In uv stabilizers, Chemtura has development efforts under way toward improving cost-effectiveness of high-performance HALS, noted Meadow-Smith.


New developments for PVC

As previously reported, Chemtura’s metal-free Mark OBS (Organic Based Stabilizer) additives were originally developed for rigid PVC but have also proven their mettle in flexible applications (see “Learn More” box above). These “green” alternatives to heavy-metal stabilizers have been used primarily in South America and Europe, but Goode and Meadow-Smith said interest has emerged in North America for niche applications such as flooring. In Europe, makers of safety flooring have found that Mark OBS cuts costs by reducing the need for antistatic additives.

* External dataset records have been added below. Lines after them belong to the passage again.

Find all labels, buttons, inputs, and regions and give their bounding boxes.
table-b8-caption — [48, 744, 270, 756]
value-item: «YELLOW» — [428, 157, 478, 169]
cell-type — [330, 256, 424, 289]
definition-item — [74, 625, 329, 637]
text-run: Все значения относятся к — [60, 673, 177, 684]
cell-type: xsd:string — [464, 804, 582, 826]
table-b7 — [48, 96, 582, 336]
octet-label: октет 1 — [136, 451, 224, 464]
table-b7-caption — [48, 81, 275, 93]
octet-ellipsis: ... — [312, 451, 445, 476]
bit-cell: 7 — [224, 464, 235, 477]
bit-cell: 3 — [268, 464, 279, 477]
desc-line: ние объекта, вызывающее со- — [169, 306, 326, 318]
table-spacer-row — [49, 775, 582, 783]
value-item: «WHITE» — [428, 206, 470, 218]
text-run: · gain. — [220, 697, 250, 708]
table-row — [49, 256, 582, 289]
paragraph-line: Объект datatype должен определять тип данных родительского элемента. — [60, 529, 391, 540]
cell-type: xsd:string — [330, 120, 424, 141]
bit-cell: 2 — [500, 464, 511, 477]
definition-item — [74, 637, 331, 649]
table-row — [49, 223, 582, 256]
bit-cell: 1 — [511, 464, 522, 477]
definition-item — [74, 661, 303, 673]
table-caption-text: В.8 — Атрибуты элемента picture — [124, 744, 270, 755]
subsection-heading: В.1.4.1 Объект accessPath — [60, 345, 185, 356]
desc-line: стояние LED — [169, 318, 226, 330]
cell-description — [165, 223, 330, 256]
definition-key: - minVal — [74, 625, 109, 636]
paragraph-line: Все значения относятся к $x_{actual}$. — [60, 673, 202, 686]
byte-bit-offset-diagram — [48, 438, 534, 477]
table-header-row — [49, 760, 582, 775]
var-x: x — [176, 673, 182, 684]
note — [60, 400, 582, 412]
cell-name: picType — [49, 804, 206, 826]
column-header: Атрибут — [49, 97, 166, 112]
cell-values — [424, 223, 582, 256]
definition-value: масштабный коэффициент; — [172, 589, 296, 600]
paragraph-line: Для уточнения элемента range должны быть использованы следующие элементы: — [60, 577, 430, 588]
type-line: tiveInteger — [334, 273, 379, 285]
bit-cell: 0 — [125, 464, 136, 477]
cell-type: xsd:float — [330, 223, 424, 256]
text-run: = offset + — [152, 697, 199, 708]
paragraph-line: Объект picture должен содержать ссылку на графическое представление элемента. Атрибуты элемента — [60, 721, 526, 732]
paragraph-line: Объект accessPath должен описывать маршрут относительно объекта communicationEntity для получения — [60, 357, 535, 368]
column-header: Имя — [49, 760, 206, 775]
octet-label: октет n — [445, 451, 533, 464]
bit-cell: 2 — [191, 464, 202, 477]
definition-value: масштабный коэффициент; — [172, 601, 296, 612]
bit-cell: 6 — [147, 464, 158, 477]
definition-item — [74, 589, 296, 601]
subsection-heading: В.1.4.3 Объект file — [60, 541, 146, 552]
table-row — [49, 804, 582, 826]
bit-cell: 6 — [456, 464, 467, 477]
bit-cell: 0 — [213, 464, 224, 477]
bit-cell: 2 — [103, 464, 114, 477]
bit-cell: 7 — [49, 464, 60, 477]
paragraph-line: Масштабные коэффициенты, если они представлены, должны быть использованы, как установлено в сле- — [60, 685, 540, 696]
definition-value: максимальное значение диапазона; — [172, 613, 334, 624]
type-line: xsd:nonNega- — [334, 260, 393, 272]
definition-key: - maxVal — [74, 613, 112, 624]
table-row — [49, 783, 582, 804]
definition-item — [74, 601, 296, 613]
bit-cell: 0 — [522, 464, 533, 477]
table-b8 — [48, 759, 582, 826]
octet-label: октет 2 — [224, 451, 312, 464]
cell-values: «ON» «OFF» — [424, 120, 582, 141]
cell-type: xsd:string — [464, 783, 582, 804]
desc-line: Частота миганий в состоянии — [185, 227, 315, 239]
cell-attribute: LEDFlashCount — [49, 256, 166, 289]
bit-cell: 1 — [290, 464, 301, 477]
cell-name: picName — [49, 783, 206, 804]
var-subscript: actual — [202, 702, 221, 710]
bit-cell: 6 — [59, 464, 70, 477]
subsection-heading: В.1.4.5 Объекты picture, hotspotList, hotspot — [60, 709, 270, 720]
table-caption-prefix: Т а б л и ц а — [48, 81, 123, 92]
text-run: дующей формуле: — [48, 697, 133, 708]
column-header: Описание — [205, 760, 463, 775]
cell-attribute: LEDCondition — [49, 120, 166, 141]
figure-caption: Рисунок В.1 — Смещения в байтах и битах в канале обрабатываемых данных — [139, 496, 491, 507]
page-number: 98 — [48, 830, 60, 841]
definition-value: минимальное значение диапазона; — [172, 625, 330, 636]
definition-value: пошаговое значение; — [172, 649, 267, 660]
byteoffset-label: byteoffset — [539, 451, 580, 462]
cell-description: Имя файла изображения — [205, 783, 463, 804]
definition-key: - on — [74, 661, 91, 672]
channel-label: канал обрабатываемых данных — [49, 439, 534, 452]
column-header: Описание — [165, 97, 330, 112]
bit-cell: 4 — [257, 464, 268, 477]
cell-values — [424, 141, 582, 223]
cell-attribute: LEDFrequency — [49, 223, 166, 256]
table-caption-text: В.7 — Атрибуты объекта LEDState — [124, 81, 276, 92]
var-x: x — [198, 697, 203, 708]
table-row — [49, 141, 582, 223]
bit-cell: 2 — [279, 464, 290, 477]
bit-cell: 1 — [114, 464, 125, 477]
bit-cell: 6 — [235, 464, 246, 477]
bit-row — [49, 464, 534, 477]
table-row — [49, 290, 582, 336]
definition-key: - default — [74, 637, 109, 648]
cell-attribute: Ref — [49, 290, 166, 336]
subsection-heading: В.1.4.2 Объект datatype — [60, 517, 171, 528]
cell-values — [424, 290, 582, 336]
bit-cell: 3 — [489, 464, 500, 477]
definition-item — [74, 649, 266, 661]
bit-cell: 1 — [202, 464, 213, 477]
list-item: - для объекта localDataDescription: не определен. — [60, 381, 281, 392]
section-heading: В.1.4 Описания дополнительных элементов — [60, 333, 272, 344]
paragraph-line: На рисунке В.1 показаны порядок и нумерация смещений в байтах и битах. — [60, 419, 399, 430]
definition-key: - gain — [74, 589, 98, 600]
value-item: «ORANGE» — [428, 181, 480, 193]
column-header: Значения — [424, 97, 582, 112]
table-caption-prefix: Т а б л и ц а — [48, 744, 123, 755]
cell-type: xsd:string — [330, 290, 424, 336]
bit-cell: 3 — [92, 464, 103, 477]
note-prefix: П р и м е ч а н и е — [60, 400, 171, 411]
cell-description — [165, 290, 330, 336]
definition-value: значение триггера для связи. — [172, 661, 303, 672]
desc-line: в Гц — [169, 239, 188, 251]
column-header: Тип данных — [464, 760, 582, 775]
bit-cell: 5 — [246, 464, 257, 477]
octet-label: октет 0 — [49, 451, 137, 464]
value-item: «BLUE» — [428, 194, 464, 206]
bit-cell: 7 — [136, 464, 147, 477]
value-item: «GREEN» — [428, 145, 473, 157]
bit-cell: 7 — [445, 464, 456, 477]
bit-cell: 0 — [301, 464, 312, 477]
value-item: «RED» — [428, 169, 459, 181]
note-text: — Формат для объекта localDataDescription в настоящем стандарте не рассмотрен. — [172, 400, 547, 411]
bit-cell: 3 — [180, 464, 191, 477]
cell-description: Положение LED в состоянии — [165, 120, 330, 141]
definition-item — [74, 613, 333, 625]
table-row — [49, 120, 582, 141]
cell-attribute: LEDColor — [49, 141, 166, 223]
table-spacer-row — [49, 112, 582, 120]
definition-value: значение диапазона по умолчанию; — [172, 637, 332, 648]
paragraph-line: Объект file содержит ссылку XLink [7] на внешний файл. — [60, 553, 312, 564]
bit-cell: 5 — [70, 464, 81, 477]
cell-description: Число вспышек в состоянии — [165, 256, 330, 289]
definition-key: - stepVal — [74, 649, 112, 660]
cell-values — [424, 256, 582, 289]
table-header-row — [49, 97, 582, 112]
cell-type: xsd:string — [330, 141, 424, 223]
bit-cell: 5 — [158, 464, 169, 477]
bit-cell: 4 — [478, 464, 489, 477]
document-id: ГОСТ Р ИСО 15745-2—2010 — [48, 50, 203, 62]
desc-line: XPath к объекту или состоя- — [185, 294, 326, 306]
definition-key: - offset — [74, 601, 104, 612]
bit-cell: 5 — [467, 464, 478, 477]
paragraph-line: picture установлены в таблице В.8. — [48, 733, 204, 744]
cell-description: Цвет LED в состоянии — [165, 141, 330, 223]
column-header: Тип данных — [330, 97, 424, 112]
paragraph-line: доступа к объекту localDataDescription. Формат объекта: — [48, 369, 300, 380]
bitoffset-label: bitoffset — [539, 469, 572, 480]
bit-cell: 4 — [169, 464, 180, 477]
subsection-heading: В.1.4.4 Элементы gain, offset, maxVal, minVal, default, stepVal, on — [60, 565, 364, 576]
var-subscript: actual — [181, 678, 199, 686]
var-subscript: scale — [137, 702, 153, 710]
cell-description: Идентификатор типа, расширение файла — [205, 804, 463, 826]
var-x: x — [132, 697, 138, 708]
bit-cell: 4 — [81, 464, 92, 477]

Interest in Mark OBS has been stimulated especially by recent improvements that make it even more attractive. “The breakthrough is in both cost efficiency and an increased processing window,” said Goode. Recent trials demonstrate the broader processing window of the new-generation OBS versus calcium-zinc, lead, and first-generation OBS (see graph). Applications targeted include vinyl edging profiles for furniture and automotive applications.